Mohamed Omar, a local community leader in the West African country and a former national football player, suffered an acid attack and was flown to India for treatment.
MIOT treats Zanzibar Sheha

Fifty-nine-year-old Mohamed Omar from Zanzibar, a victim of acid attack, had lost all hope of living after developing an infection in his wounds and suffering malaria in spite of being in a local hospital in Zanzibar for  over three weeks.

Mohamed, a local community leader, known as Sheha in the West African country, and a former National football player, has now flown back to his country. His wounds were healed and grafted in just two weeks at the MIOT Hospital.

Mohamed recalled that an unidentified man attacked him and splashed a bucket of concentrated nitric acid when he was walking on the night of May 22 in his hometown. The community leader said that radical conservative groups had been targeting leaders and attacking them with acid available from battery factories. “I didn’t know they poured acid on me. I tried to chase the man who attacked me. But it started to burn terribly and I ran to a police station where they poured water on me for half an hour,” said Mohamed, as his surgeon who accompanied him from Zanzibar, Dr Said Ali Said translated for City Express.

Suffering third degree burns on his scalp, neck and chest, he was admitted to the Mnazi Mmoja Hospital in Zanzibar, where he spent three weeks on antibiotics. When his wounds got infected, he was flown to India for further treatment and was admitted in MIOT on June 21. 

Dr Eapen Koshy, head of the department, Plastic and Craniofacial surgery, MIOT, said Mohamed suffered close to 25 per cent burns and that they used German made electric dermatomes to harvest specific thickness skin graft on him. “We removed the dead skin and recreated the fresh wounds. Then we took skin from his thigh and converted it into a mesh to suit the required thickness for the specific place where it had to be grafted as we wanted to avoid contraction,” the doctor explained. “Part of his left ear was damaged in the attack. We have grafted part of it. Both his hearing and eyesight are perfect,” the doctor added.

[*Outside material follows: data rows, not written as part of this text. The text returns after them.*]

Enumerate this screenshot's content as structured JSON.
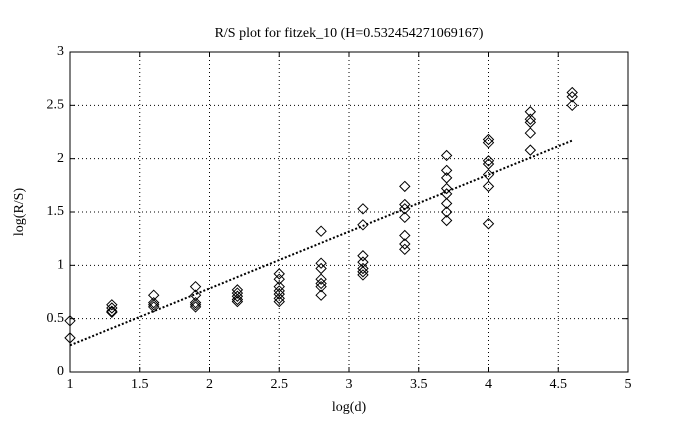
{
  "chart_data": {
    "type": "scatter",
    "title": "R/S plot for fitzek_10 (H=0.532454271069167)",
    "x_label": "log(d)",
    "y_label": "log(R/S)",
    "xlim": [
      1,
      5
    ],
    "ylim": [
      0,
      3
    ],
    "xticks": [
      1,
      1.5,
      2,
      2.5,
      3,
      3.5,
      4,
      4.5,
      5
    ],
    "yticks": [
      0,
      0.5,
      1,
      1.5,
      2,
      2.5,
      3
    ],
    "grid": true,
    "series": [
      {
        "type": "scatter",
        "color": "#000000",
        "x": [
          1,
          1,
          1.3,
          1.3,
          1.3,
          1.3,
          1.6,
          1.6,
          1.6,
          1.6,
          1.9,
          1.9,
          1.9,
          1.9,
          1.9,
          2.2,
          2.2,
          2.2,
          2.2,
          2.2,
          2.5,
          2.5,
          2.5,
          2.5,
          2.5,
          2.5,
          2.5,
          2.8,
          2.8,
          2.8,
          2.8,
          2.8,
          2.8,
          2.8,
          3.1,
          3.1,
          3.1,
          3.1,
          3.1,
          3.1,
          3.1,
          3.4,
          3.4,
          3.4,
          3.4,
          3.4,
          3.4,
          3.4,
          3.7,
          3.7,
          3.7,
          3.7,
          3.7,
          3.7,
          3.7,
          3.7,
          4.0,
          4.0,
          4.0,
          4.0,
          4.0,
          4.0,
          4.0,
          4.3,
          4.3,
          4.3,
          4.3,
          4.3,
          4.6,
          4.6,
          4.6
        ],
        "values": [
          0.48,
          0.32,
          0.63,
          0.6,
          0.57,
          0.56,
          0.72,
          0.65,
          0.63,
          0.61,
          0.8,
          0.72,
          0.65,
          0.63,
          0.61,
          0.77,
          0.74,
          0.71,
          0.68,
          0.66,
          0.92,
          0.87,
          0.8,
          0.76,
          0.73,
          0.69,
          0.66,
          1.32,
          1.02,
          0.97,
          0.87,
          0.83,
          0.8,
          0.72,
          1.53,
          1.38,
          1.09,
          1.03,
          0.97,
          0.94,
          0.91,
          1.74,
          1.57,
          1.53,
          1.45,
          1.28,
          1.2,
          1.15,
          2.03,
          1.89,
          1.82,
          1.72,
          1.67,
          1.58,
          1.5,
          1.42,
          2.18,
          2.15,
          1.98,
          1.95,
          1.85,
          1.74,
          1.39,
          2.44,
          2.37,
          2.34,
          2.24,
          2.08,
          2.62,
          2.58,
          2.5
        ]
      },
      {
        "type": "line",
        "color": "#000000",
        "dash": "dotted",
        "x": [
          1,
          4.6
        ],
        "values": [
          0.25,
          2.17
        ]
      }
    ]
  }
}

Mohamed responded well to the treatment as his wounds healed and his fever subsided in two weeks’ time. “Police investigation is still on and I am clueless about the reason behind the attack. But I am confident of getting back to my routine now. I will also be given police protection when I get back home,” the former National footballer, who has represented his country in various tournaments across Africa, said with a smile. Mohamed, who flew back to Zanzibar on Sunday, would return for a follow-up with the doctors here after six months. Doctors at MIOT said Mohamed was the second nitric acid attack patient from Zanzibar they had treated. A few months ago, Fadhil (59), a local politician, who lost his eye sight and suffered 60 percent burns due to the attack, spent about five weeks here before flying back with all wounds grafted.